To non-lawyers, numbers with zeroes behind them seem magical. What happened to Headley was terrible and should never have happened, so the least the City could do is pay her a big number in settlement. Some would argue it should have been millions just because it was so awful. And it was awful, but that’s not the way the amount of money is determined.

Headley was offered, and refused, medical care for her and her son after the incident, from which we can deduce that there were no physical injuries. She was embarrassed and humiliated at the time, but went on to become an internet and media darling for being a victim. She spent time in jail before her charges were dropped, but so do a lot of people, and in her case, there was an open warrant from New Jersey as well.

What’s a needless night in jail worth? Did she lose her job, her apartment, her license, her child? Will there be a cost for future therapy for Headley to get over the trauma of the incident, or did she overcome it when the 24-year-old gave cathartic testimony before the City Council?
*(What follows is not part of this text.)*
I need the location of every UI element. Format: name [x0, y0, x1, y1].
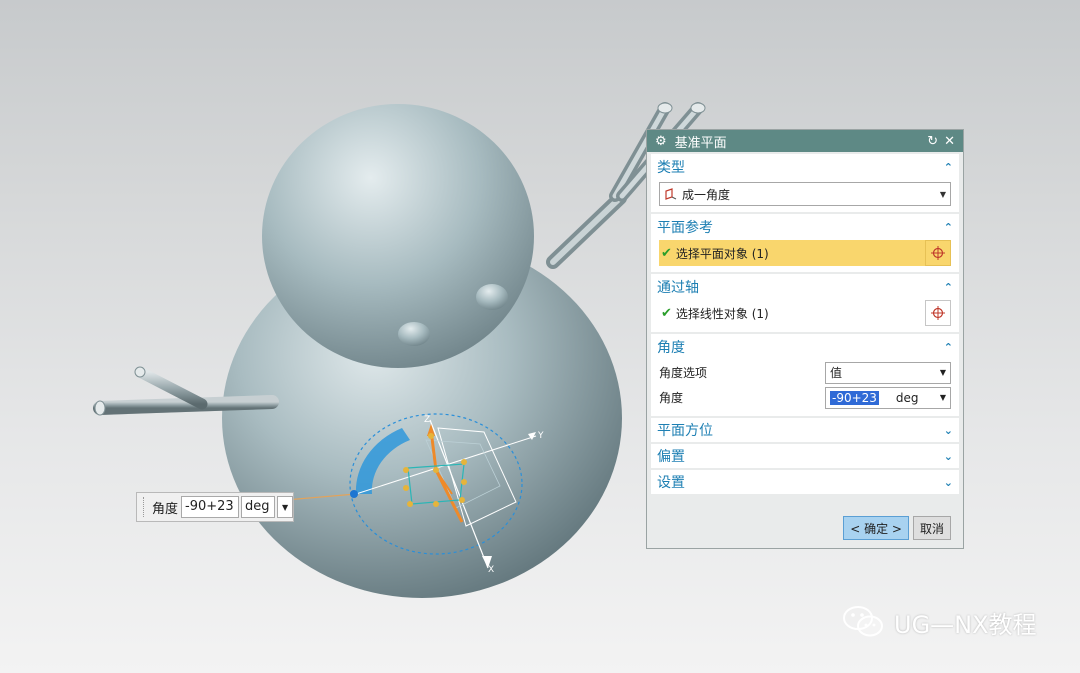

If this wasn’t just for her, but for the “dignity of every young woman of color raising her family with immense love and hard work,” does she plan on sharing her settlement with others? Maybe she does.

The amount of money paid in settlement of a claim usually has some relation to the damages suffered, some of which are derived from hard numbers such as medical costs, while an amount relates to the pain and suffering a person was put through. Headley may not have the former, but she has a legitimate claim to the latter. Yet, that doesn’t really help in figuring out what that number should be.

Had the video of cops ripping her child from her arms not been made, not gone viral, would she even have a case? Would her suit, if any lawyer would take it, have ended with a $625,000 settlement? Will the next “young woman of color raising her family with immense love and hard work” who’s treated like dirt at the welfare office demand the same pay day? If so, I suspect she’ll be very disappointed, unless there happens to be a video that goes viral like Headley’s.

7 thoughts on “The Price of Viral? $625,000

      1. Guitardave

        Hate to spoil your well wishes, but driving my Amish neighbor around in holiday traffic doesn’t qualify…. but i think his horse likes me…go figure.

  1. Hunting Guy

    I’m here but I try to go by Proverbs 17:28.

    “Even a fool, when he holdeth his peace, is counted wise: and he that shutteth his lips is esteemed a man of understanding.”

  2. Michael Montemarano

    What happened to the guards? Their supervisors? Their supervisors? Indemnification? Why? They have assets to lose — THE most effective way to school them and their cohorts not to do this, eh?

    1. SHG Post author

      To understand the answers to your questions, you would have to understand law. But this is a blawg for lawyers, not law school.